Saturday, March 26, 2016

The Israel Brahms Quartet and pianist Ron Regev in an all-Brahms program at the Eden-Tamir Music Center

On Saturday March 19th the Israel Haydn Quartet, with guest pianist Ron Regev, performed an all-Brahms concert in the Best of Chamber Music series at the Eden-Tamir Music Center (Ein Kerem, Jerusalem). The Israel Haydn Quartet, established in 2010, performs regularly in Israel and has also performed in Seoul, South Korea. The quartet performs the best of repertoire, but, as its name suggests, it has a great love for the music of Haydn, “father of the string quartet”. In 2014, the Haydn String Quartet received a grant from the Israeli Ministry of Culture and Sport to record its first CD – three Haydn quartets. Members of the quartet are violinists Eyal Kless (founder of the Israel Haydn Quartet) and Svetlana Simannovsky, violist Miriam Mansharov and ‘cellist Shira Mani.

It seems Johannes Brahms destroyed twelve or so string quartets before publishing his two opus 51 quartets, premiered in 1873, when the composer was 40.  In which case, String Quartet No.2 in A-minor opus 51 cannot be rightly considered Brahms’ earliest work of the genre.  (A third string quartet, opus 67, was first performed in 1876.) Eyal Kless spoke of Quartet no.1 as being the most coherent of the three.  Brahms dedicated it to his friend, Viennese surgeon and amateur string player Theodor Billroth, who referred to the first two string quartets as “a whole lot of beauty in a compact form”. The opening theme of the first subject a-f-a-e may refer to Hungarian violinist, composer and conductor Joseph Joachim’s motto “frei aber einsam” (free but alone).  Although of a routine construction, the players gave the work a sense of Brahms’ character throughout – his characteristic brooding, but also his solid richness of texture, singing melodic lines, the seamless melodic flow of his writing, warmth of sound and, of course, the composer’s reference to dance music. Kless led his players in a performance that never lagged, that was stylish and energetic, coloured with Brahmsian intensity and nostalgia but also with lyricism and lightness.

Pianist Ron Regev joined the Israel Haydn Quartet in Brahms’ Piano Quintet in F-minor opus 34. A graduate of the Samuel Rubin Academy, Tel Aviv, where Regev studied under Professor Emanuel Krasovsky, the artist then took masters and doctoral studies at the Juilliard School of Music (New York), studying piano with Jerome Lowenthal, chamber music with Joseph Kalichstein and serving as a member of faculty. Performing worldwide and the winner of several international awards and competitions, today Regev is chairman of the Keyboard Faculty at the Jerusalem Academy of Music and Dance and chief musician at Tonara, an Israeli hi-tech company specializing in combining music notation and cutting-edge technology.

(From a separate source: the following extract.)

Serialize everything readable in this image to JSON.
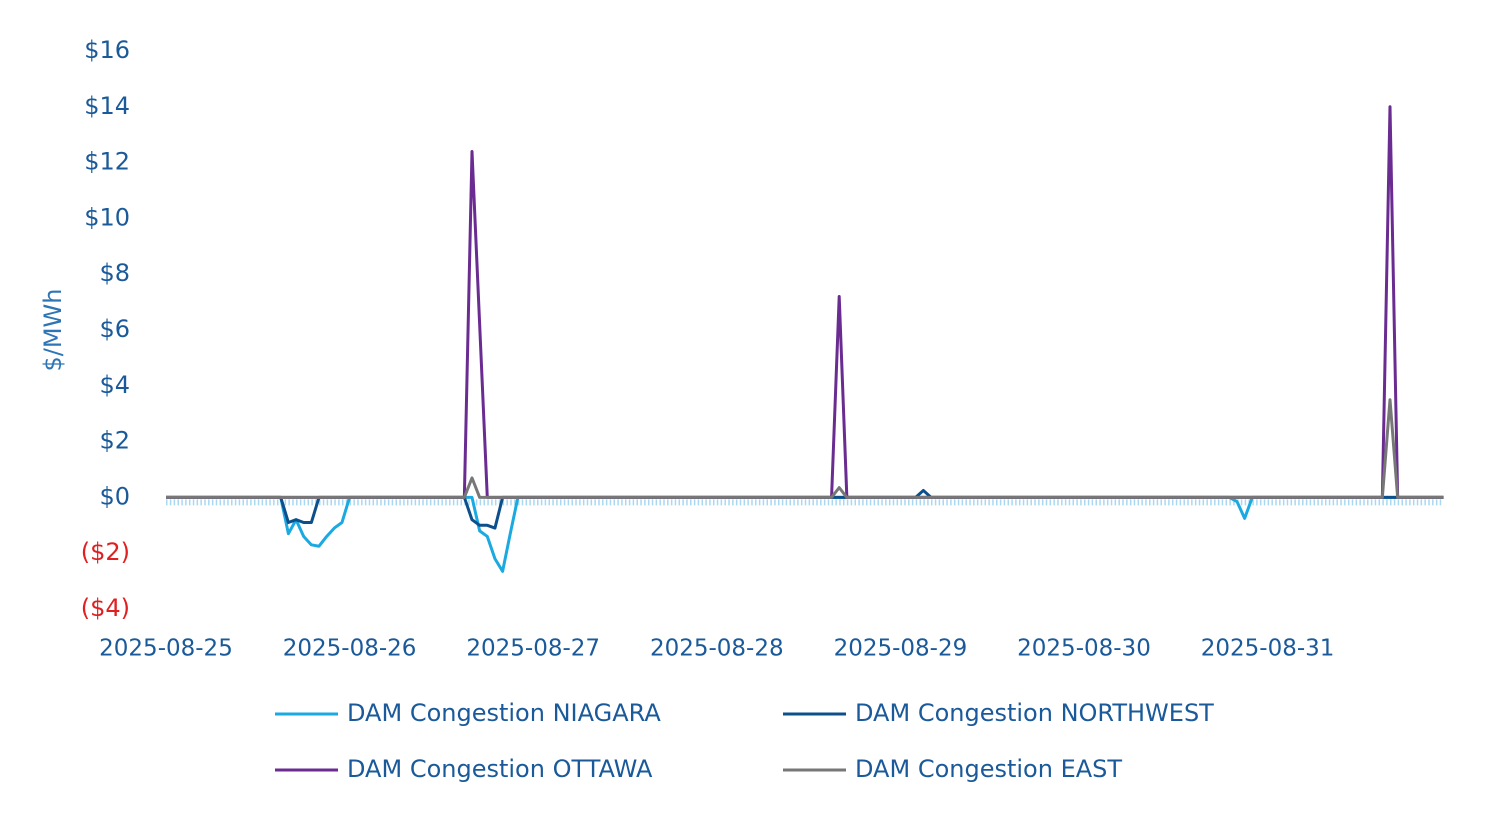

Brahms’ String Quintet, originally conceived as a string quintet with two ‘cello parts (now lost), was then rewritten as a sonata for two pianos, before its final transformation as the Piano Quintet in 1864, the most significant work of the composer’s early years in Vienna and in which piano and strings strike a fine balance.  As in the opus 51 quartet No.2, the artists went for beauty of tone, keeping a safe distance from the turgid or athletic playing so often heard in performance of Brahms works. In playing that was focused, alert and profound, there was much skilful blending and eye contact. In music that asks to be expressive, they brought out its temperament, its energy, its secret moments, its outbursts and the general melancholy underlying the work.  In the second movement (Andante, un poco adagio) Regev used small hesitations to express the movement’s poignancy and fragility. The performance set before the audience the inner workings of Brahms’ mind in playing that was rich, intimate and exciting, playing never overstepping the confines of good taste.